Medana I M, Chaudhri G, Chan-Ling T, Hunt N H
Departments of Pathology and Anatomy/Histology, University of Sydney, New South Wales, Australia.
Immunol Cell Biol. 2001 Apr;79(2):101-20. doi: 10.1046/j.1440-1711.2001.00995.x.
Cerebral malaria (CM) is a major life-threatening complication of Plasmodium falciparum infection in humans, responsible for up to 2 million deaths annually. The mechanisms underlying the fatal cerebral complications are still not fully understood. Many theories exist on the aetiology of human CM. The sequestration hypo-thesis suggests that adherence of parasitized erythrocytes to the cerebral vasculature leads to obstruction of the microcirculation, anoxia or metabolic disturbances affecting brain function, resulting in coma. This mechanism alone seems insufficient to explain all the known features of CM. In this review we focus on another major school of thought, that CM is the result of an over-vigorous immune response originally evolved for the protection of the host. Evidence in support of this second hypothesis comes from studies in murine malaria models in which T cells, monocytes, adhesion molecules and cytokines, have been implicated in the development of the cerebral complications. Recent studies of human CM also indicate a role for the immune system in the neurological complications. However, it is likely that multiple mechanisms are involved in the induction of cerebral complications and both the presence of parasitized erythrocytes in the central nervous system (CNS) and immunopathological processes contribute to the pathogenesis of CM. Most studies examining immunopathological responses in CM have focused on reactions occurring primarily in the systemic circulation. However, these also do not fully account for the development of cerebral complications in CM. In this review we summarize results from human and mouse studies that demonstrate morphological and functional changes in the resident glial cells of the CNS. The degree of immune activation and degeneration of glial cells was shown to reflect the extent of neurological complications in murine cerebral malaria. From these results we highlight the need to consider the potentially important contribution within the CNS of glia and their secreted products, such as cytokines, in the development of human CM.

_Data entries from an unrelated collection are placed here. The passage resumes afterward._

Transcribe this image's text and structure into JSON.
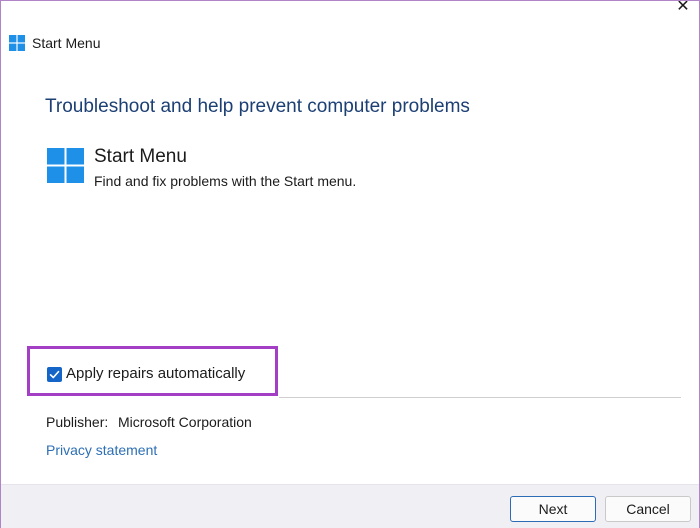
{
  "window": {
    "title": "Start Menu",
    "close_glyph": "✕",
    "icon": "windows-logo-icon"
  },
  "main": {
    "headline": "Troubleshoot and help prevent computer problems",
    "app_title": "Start Menu",
    "app_description": "Find and fix problems with the Start menu.",
    "apply_repairs_label": "Apply repairs automatically",
    "apply_repairs_checked": true
  },
  "publisher": {
    "label": "Publisher:",
    "value": "Microsoft Corporation"
  },
  "links": {
    "privacy": "Privacy statement"
  },
  "footer": {
    "next_label": "Next",
    "cancel_label": "Cancel"
  },
  "colors": {
    "accent": "#1565c8",
    "headline": "#1c3f74",
    "highlight": "#a23fc4",
    "link": "#2d6fb4"
  }
}
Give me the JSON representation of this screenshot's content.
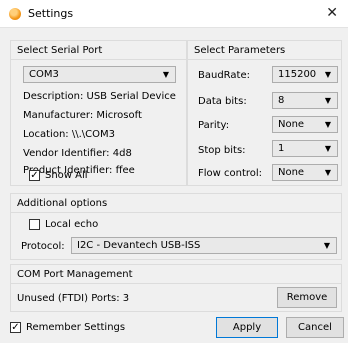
{
  "window": {
    "title": "Settings",
    "close_glyph": "✕"
  },
  "serial_port": {
    "title": "Select Serial Port",
    "selected_port": "COM3",
    "info": [
      "Description: USB Serial Device",
      "Manufacturer: Microsoft",
      "Location: \\\\.\\COM3",
      "Vendor Identifier: 4d8",
      "Product Identifier: ffee"
    ],
    "show_all_label": "Show All",
    "show_all_checked": true
  },
  "parameters": {
    "title": "Select Parameters",
    "rows": [
      {
        "label": "BaudRate:",
        "value": "115200"
      },
      {
        "label": "Data bits:",
        "value": "8"
      },
      {
        "label": "Parity:",
        "value": "None"
      },
      {
        "label": "Stop bits:",
        "value": "1"
      },
      {
        "label": "Flow control:",
        "value": "None"
      }
    ]
  },
  "additional": {
    "title": "Additional options",
    "local_echo_label": "Local echo",
    "local_echo_checked": false,
    "protocol_label": "Protocol:",
    "protocol_value": "I2C - Devantech USB-ISS"
  },
  "com_management": {
    "title": "COM Port Management",
    "unused_ports": "Unused (FTDI) Ports: 3",
    "remove_label": "Remove"
  },
  "footer": {
    "remember_label": "Remember Settings",
    "remember_checked": true,
    "apply_label": "Apply",
    "cancel_label": "Cancel"
  },
  "icons": {
    "combo_arrow": "▼",
    "check": "✓"
  },
  "colors": {
    "accent": "#0078d7",
    "app_icon": "#f59a1d"
  }
}
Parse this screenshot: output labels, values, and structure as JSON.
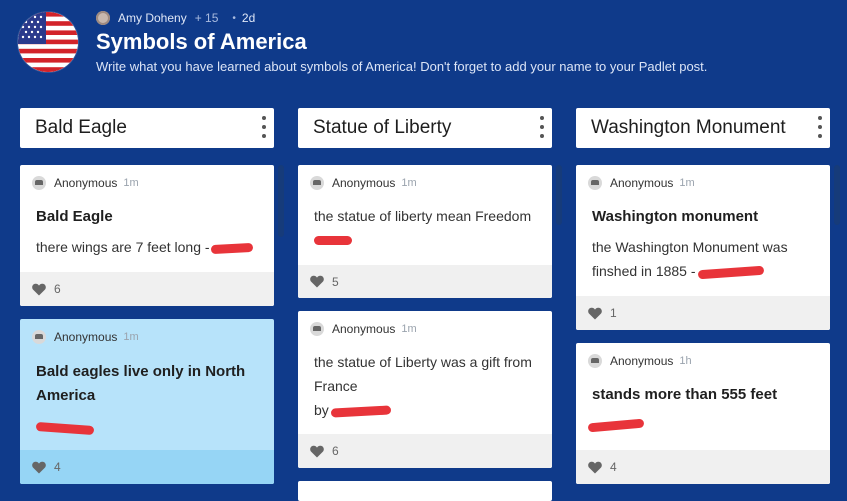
{
  "header": {
    "author": "Amy Doheny",
    "contributors": "+ 15",
    "age": "2d",
    "title": "Symbols of America",
    "description": "Write what you have learned about symbols of America! Don't forget to add your name to your Padlet post."
  },
  "columns": [
    {
      "title": "Bald Eagle",
      "posts": [
        {
          "author": "Anonymous",
          "time": "1m",
          "subject": "Bald Eagle",
          "body": "there wings are 7 feet long -",
          "likes": "6"
        },
        {
          "author": "Anonymous",
          "time": "1m",
          "subject": "Bald eagles live only in North America",
          "body": "",
          "likes": "4"
        }
      ]
    },
    {
      "title": "Statue of Liberty",
      "posts": [
        {
          "author": "Anonymous",
          "time": "1m",
          "body": "the statue of  liberty mean Freedom",
          "likes": "5"
        },
        {
          "author": "Anonymous",
          "time": "1m",
          "body": "the statue of Liberty was a gift from France",
          "body_by": "by",
          "likes": "6"
        }
      ]
    },
    {
      "title": "Washington Monument",
      "posts": [
        {
          "author": "Anonymous",
          "time": "1m",
          "subject": "Washington monument",
          "body": "the Washington Monument was finshed in 1885 -",
          "likes": "1"
        },
        {
          "author": "Anonymous",
          "time": "1h",
          "subject": "stands more than 555 feet",
          "body": "",
          "likes": "4"
        }
      ]
    }
  ],
  "colors": {
    "background": "#0f3a8a",
    "card": "#ffffff",
    "card_highlight": "#b7e3fa",
    "redaction": "#e8343a"
  },
  "icons": [
    "us-flag-icon",
    "avatar-icon",
    "anonymous-icon",
    "heart-icon",
    "more-vert-icon"
  ]
}
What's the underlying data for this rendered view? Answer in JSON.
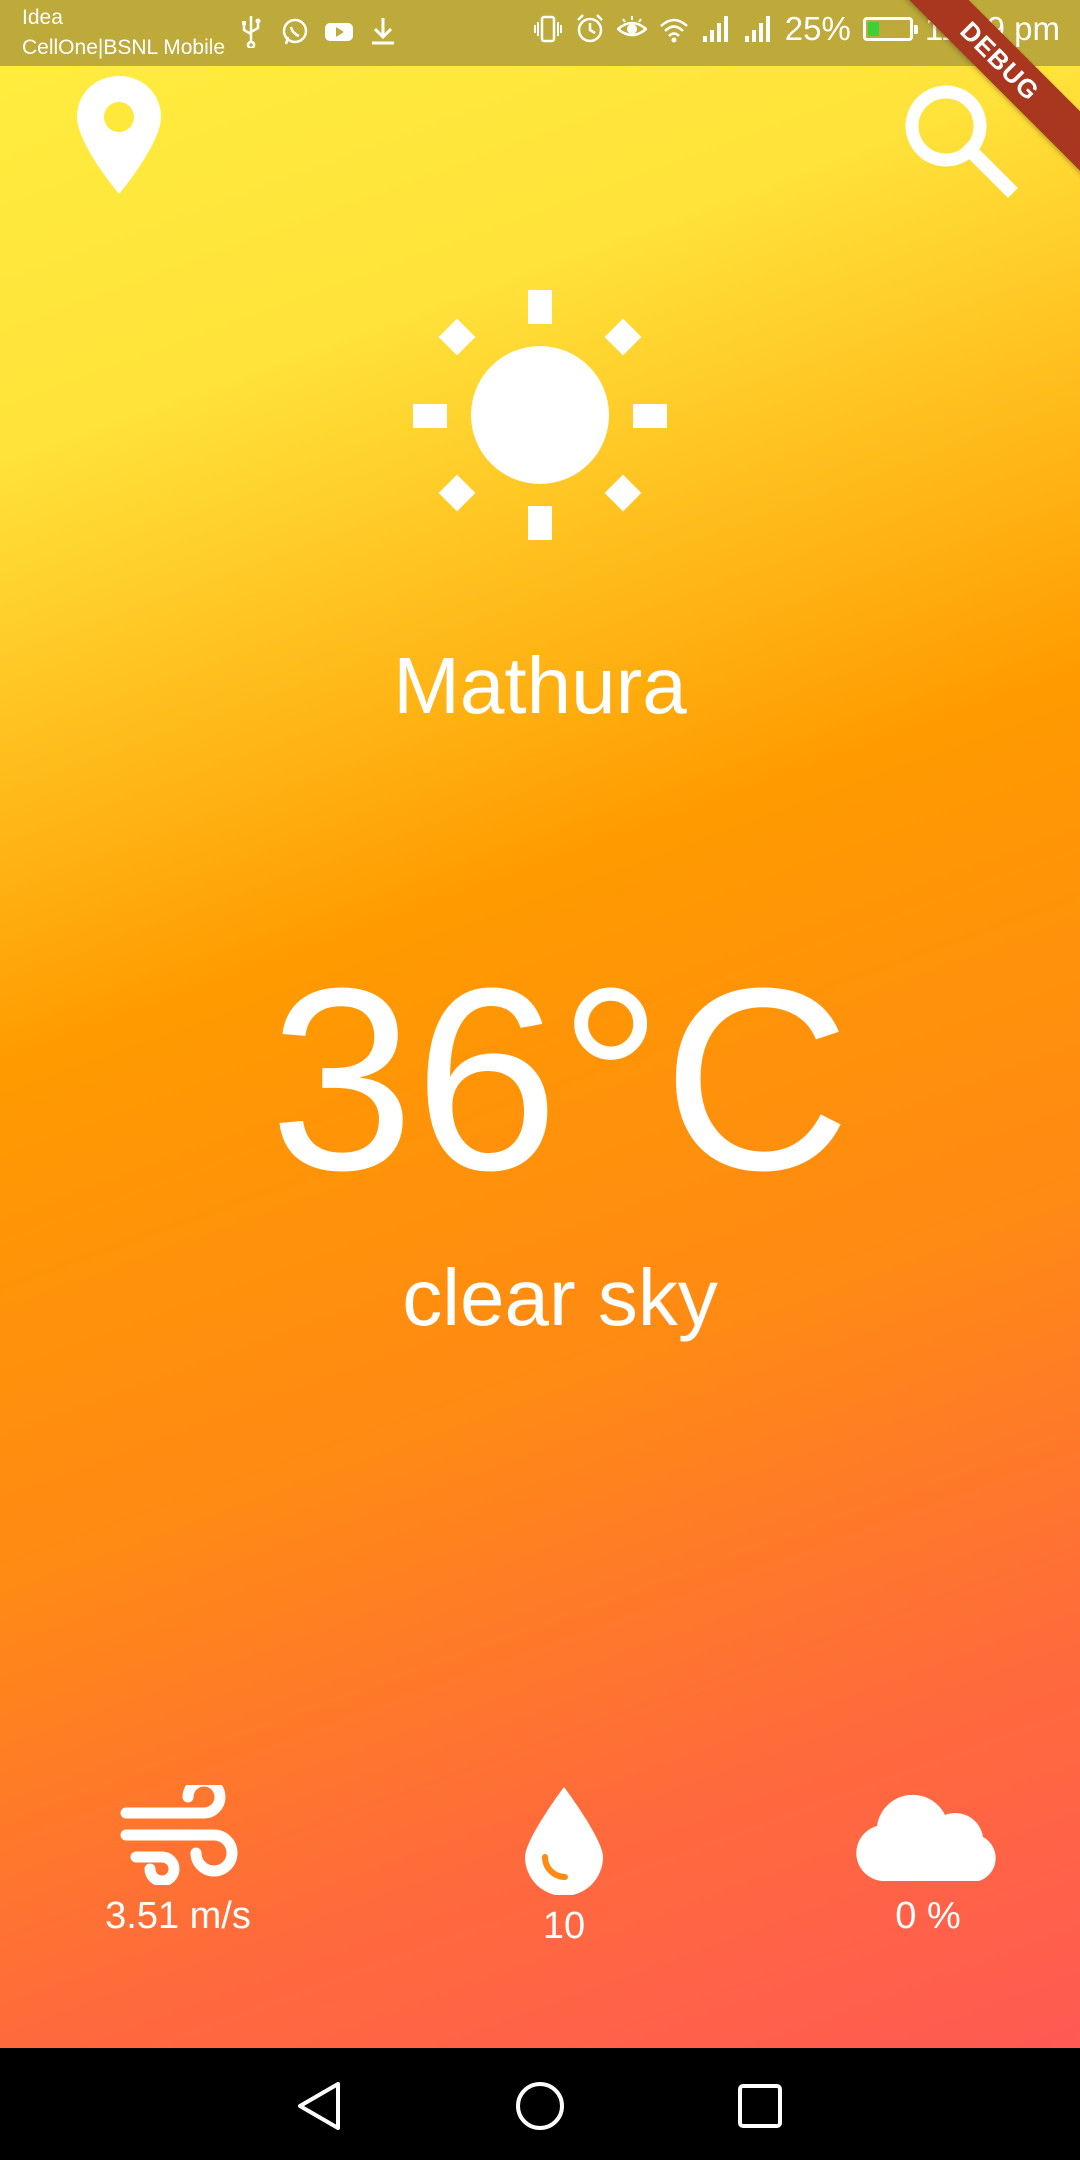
{
  "status_bar": {
    "carrier_primary": "Idea",
    "carrier_secondary": "CellOne|BSNL Mobile",
    "battery_percent": "25%",
    "time": "11:09 pm",
    "battery_level": 0.25,
    "left_icons": [
      "usb-icon",
      "whatsapp-icon",
      "youtube-icon",
      "download-icon"
    ],
    "right_icons": [
      "vibrate-icon",
      "alarm-icon",
      "eye-icon",
      "wifi-icon",
      "signal-icon",
      "signal-icon",
      "battery-charging-icon"
    ]
  },
  "debug_banner": "DEBUG",
  "actions": {
    "location_icon": "location-pin-icon",
    "search_icon": "search-icon"
  },
  "weather": {
    "icon": "sun-icon",
    "city": "Mathura",
    "temperature": "36°C",
    "condition": "clear sky"
  },
  "stats": {
    "wind": {
      "icon": "wind-icon",
      "value": "3.51 m/s"
    },
    "humidity": {
      "icon": "water-drop-icon",
      "value": "10"
    },
    "cloudiness": {
      "icon": "cloud-icon",
      "value": "0 %"
    }
  },
  "nav": {
    "back_icon": "back-triangle-icon",
    "home_icon": "home-circle-icon",
    "recent_icon": "recent-square-icon"
  },
  "colors": {
    "gradient_top": "#ffee3e",
    "gradient_mid": "#ff9a00",
    "gradient_bottom": "#ff555a",
    "status_bar": "#bdaa3a",
    "debug_ribbon": "#a9371f",
    "text": "#ffffff"
  }
}
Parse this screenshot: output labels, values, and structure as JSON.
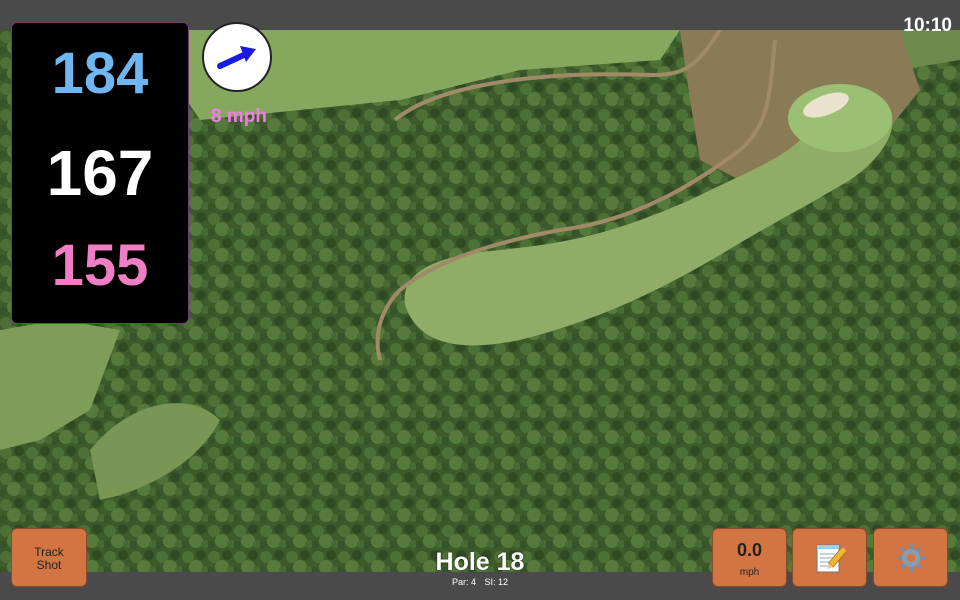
{
  "status": {
    "clock": "10:10"
  },
  "yardages": {
    "back": "184",
    "center": "167",
    "front": "155"
  },
  "wind": {
    "speed_label": "8 mph",
    "direction_icon": "arrow-up-right-icon"
  },
  "hole": {
    "title": "Hole 18",
    "par_label": "Par: 4",
    "si_label": "SI: 12"
  },
  "buttons": {
    "track_shot_line1": "Track",
    "track_shot_line2": "Shot",
    "wind_value": "0.0",
    "wind_unit": "mph",
    "notes_icon": "notepad-pencil-icon",
    "settings_icon": "gear-icon"
  },
  "colors": {
    "back_yardage": "#6fb6f2",
    "center_yardage": "#ffffff",
    "front_yardage": "#f07ec4",
    "wind_label": "#f07ee6",
    "arrow": "#1a1ae0",
    "button_fill": "#d27543",
    "panel_bg": "#000000",
    "bar_bg": "#4a4a4a"
  }
}
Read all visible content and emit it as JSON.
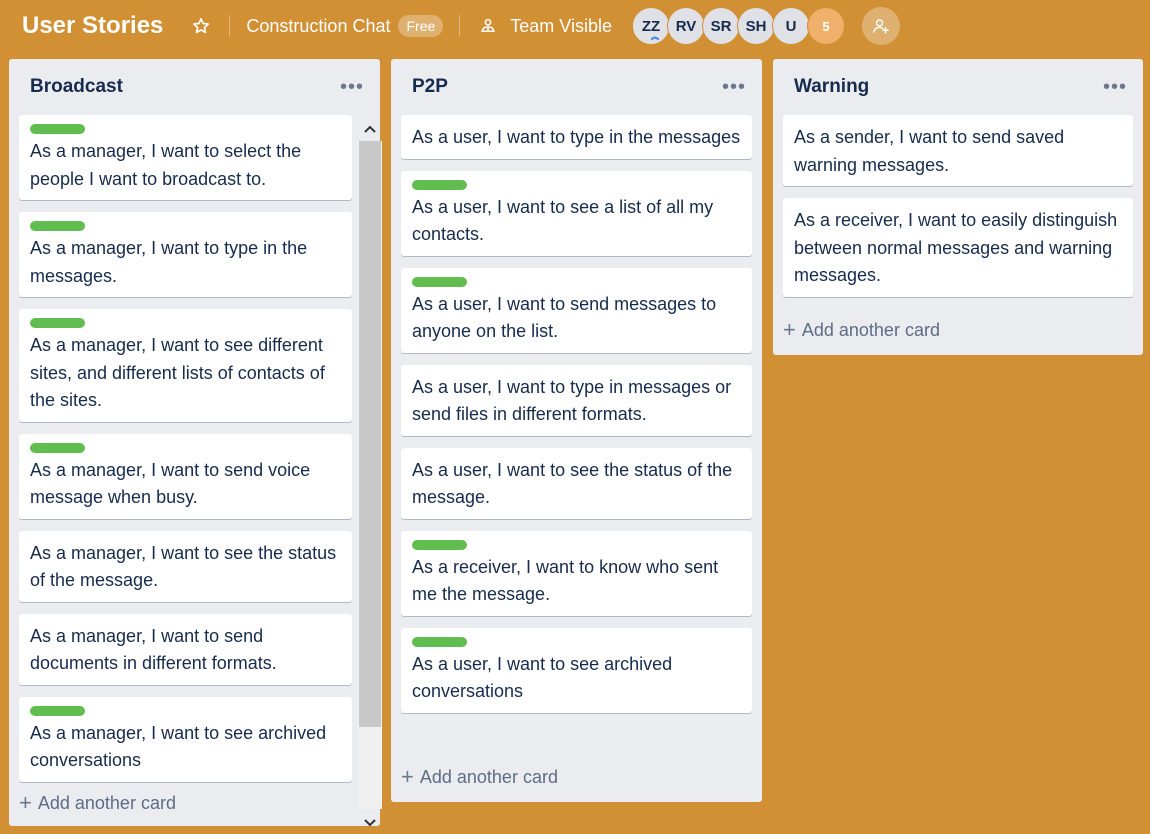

脑型疟疾(CM)是人类感染恶性疟原虫后一种主要的危及生命的并发症,每年导致多达200万人死亡。致命性脑并发症的潜在机制仍未完全明确。关于人类脑型疟疾的病因存在多种理论。隔离假说认为,被寄生的红细胞黏附于脑血管会导致微循环阻塞、缺氧或影响脑功能的代谢紊乱,进而引发昏迷。但仅这一机制似乎不足以解释脑型疟疾的所有已知特征。在本综述中,我们聚焦于另一个主要的思想流派,即脑型疟疾是原本为保护宿主而进化出的过度活跃免疫反应的结果。支持这一第二种假说的证据来自对鼠疟模型的研究,其中T细胞、单核细胞、黏附分子和细胞因子与脑并发症的发展有关。对人类脑型疟疾的最新研究也表明免疫系统在神经并发症中发挥作用。然而,脑并发症的诱发可能涉及多种机制,中枢神经系统(CNS)中被寄生红细胞的存在以及免疫病理过程都对脑型疟疾的发病机制有影响。大多数研究脑型疟疾免疫病理反应的都集中在主要发生在体循环中的反应。然而,这些也不能完全解释脑型疟疾中脑并发症的发展。在本综述中,我们总结了来自人类和小鼠研究的结果,这些结果表明中枢神经系统中驻留的神经胶质细胞存在形态和功能变化。神经胶质细胞的免疫激活程度和退化程度反映了鼠脑型疟疾中神经并发症的程度。从这些结果中,我们强调在人类脑型疟疾的发展过程中,需要考虑神经胶质细胞及其分泌产物(如细胞因子)在中枢神经系统内可能的重要作用。